ـ1056 ـ7043 ـ3514 -حَدَّثَنَا أَبُو بَكْرِ بْنُ أَبِي شَيْبَةَ. ثَنَا عَبْدُ اللّهِ بْنُ إدْرِيسَ عَنْ مُحَمَّدِ بْنِ عُمَارَةَ عَنْ أَبِي بَكْرِ بْنِ مُحَمَّدٍ؛ أَنَّ خَالِدَةَ بِنْتَ أنَسٍ أُمَّ بَنِي حَزْمٍ السَّاعِدِيَّةَ جَاءَتْ إِلَى النَّبِيَّ صَلَّي اللّهُ عَلَيْهِ وَسَلَّمَ فَعَرَضَتْ عَلَيْهِ الرُّقىَ فَأمَرَهَا بِهَا.فِي الزوائد: إسناده صحيح، رِجَالُهُ ثقات. ولم يكن لخالدة شئ فِي الكتب الستة سوى هَذَا الحديث عند المصنف .

 

1056. (3514) (7043)- Halide Bintu Enes Ümmü Benî Hazm es-Sâidiyye radıyallahu anhâ'nın anlattığına göre: "Resûlullah Aleyhissalâtu vesselâm'a gelmiş, (tedavide okuduğu) duayı Aleyhissalâtu vesselâm'a (kontrol ettirmek üzere) arz etmiştir.

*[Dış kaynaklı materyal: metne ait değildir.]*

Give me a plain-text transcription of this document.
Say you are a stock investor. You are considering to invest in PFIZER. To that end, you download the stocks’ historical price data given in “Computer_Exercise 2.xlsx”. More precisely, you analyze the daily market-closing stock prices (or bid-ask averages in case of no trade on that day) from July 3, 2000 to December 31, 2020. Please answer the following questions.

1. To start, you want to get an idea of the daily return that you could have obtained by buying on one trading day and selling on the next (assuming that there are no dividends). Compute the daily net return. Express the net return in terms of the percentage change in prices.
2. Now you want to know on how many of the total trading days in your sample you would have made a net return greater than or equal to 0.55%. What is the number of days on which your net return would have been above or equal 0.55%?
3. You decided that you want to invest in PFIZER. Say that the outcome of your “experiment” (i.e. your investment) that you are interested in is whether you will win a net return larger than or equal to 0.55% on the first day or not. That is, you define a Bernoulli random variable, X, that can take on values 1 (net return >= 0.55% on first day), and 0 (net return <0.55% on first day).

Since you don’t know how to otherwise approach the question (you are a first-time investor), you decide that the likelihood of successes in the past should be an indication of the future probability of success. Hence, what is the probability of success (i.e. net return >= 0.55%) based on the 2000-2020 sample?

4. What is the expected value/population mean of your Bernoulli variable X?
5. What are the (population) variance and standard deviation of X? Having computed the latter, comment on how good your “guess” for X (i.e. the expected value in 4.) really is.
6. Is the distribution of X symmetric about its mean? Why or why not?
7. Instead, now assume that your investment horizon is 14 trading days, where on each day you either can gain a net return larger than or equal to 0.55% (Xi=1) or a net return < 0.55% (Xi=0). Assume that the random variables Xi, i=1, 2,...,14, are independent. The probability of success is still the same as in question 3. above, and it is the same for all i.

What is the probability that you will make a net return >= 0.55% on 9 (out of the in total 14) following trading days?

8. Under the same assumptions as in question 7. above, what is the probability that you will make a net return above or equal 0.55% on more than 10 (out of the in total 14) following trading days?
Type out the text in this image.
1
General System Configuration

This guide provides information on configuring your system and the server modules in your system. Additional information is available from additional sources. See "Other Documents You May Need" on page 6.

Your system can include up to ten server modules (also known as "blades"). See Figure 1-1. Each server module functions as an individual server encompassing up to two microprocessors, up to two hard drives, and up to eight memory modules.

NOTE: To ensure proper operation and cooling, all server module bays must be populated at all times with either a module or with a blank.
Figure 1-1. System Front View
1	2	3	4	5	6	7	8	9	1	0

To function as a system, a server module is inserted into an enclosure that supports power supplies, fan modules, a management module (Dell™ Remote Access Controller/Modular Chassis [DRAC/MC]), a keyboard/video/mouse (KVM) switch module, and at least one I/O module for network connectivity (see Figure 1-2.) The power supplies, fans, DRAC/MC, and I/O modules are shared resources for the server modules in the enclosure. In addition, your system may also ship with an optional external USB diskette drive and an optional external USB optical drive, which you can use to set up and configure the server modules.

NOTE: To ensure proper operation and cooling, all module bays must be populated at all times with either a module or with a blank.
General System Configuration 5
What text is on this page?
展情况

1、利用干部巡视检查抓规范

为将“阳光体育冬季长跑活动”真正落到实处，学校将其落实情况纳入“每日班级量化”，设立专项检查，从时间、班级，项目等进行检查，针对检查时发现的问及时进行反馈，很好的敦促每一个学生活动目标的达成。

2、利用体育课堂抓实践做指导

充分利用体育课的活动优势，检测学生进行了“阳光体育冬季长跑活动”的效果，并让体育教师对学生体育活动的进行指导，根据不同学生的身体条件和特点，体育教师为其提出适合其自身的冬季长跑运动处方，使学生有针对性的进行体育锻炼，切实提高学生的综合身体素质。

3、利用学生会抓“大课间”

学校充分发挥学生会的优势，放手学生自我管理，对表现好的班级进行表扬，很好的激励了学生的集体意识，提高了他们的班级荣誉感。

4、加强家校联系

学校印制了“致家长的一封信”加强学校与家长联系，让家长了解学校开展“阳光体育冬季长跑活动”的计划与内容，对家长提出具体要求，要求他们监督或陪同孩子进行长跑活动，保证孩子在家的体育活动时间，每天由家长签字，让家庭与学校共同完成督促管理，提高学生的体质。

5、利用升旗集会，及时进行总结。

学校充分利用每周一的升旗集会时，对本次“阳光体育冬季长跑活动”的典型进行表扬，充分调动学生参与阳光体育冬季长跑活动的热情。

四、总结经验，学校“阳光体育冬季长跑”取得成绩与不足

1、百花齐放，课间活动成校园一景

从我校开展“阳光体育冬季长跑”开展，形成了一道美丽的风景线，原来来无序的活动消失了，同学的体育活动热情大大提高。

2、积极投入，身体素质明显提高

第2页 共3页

Aleyhissalâtu vesselâm (dua metninde mahzurlu bir kelam görmediği için) o duayı tedavide okumasına ruhsat vermiştir."[1]

 

AÇIKLAMA:

 

Dua ile (rukye=nefes etme) tedavi cahiliye geleneğinde vardı. Bir kısım dualarda, şeytan ve putların isimleri, manasız sözler de bulunmakta idi. İslâm'dan sonra Resûlullah bunları kontrolden geçirmiş, mahzurlu olmayanlara tedavide okunması için izin vermiştir.[2]


 

[1] İbrahim Canan, Kutub-i Sitte Tercüme ve Şerhi, Akçağ Yayınları: 17/450.

[2] İbrahim Canan, Kutub-i Sitte Tercüme ve Şerhi, Akçağ Yayınları: 17/450.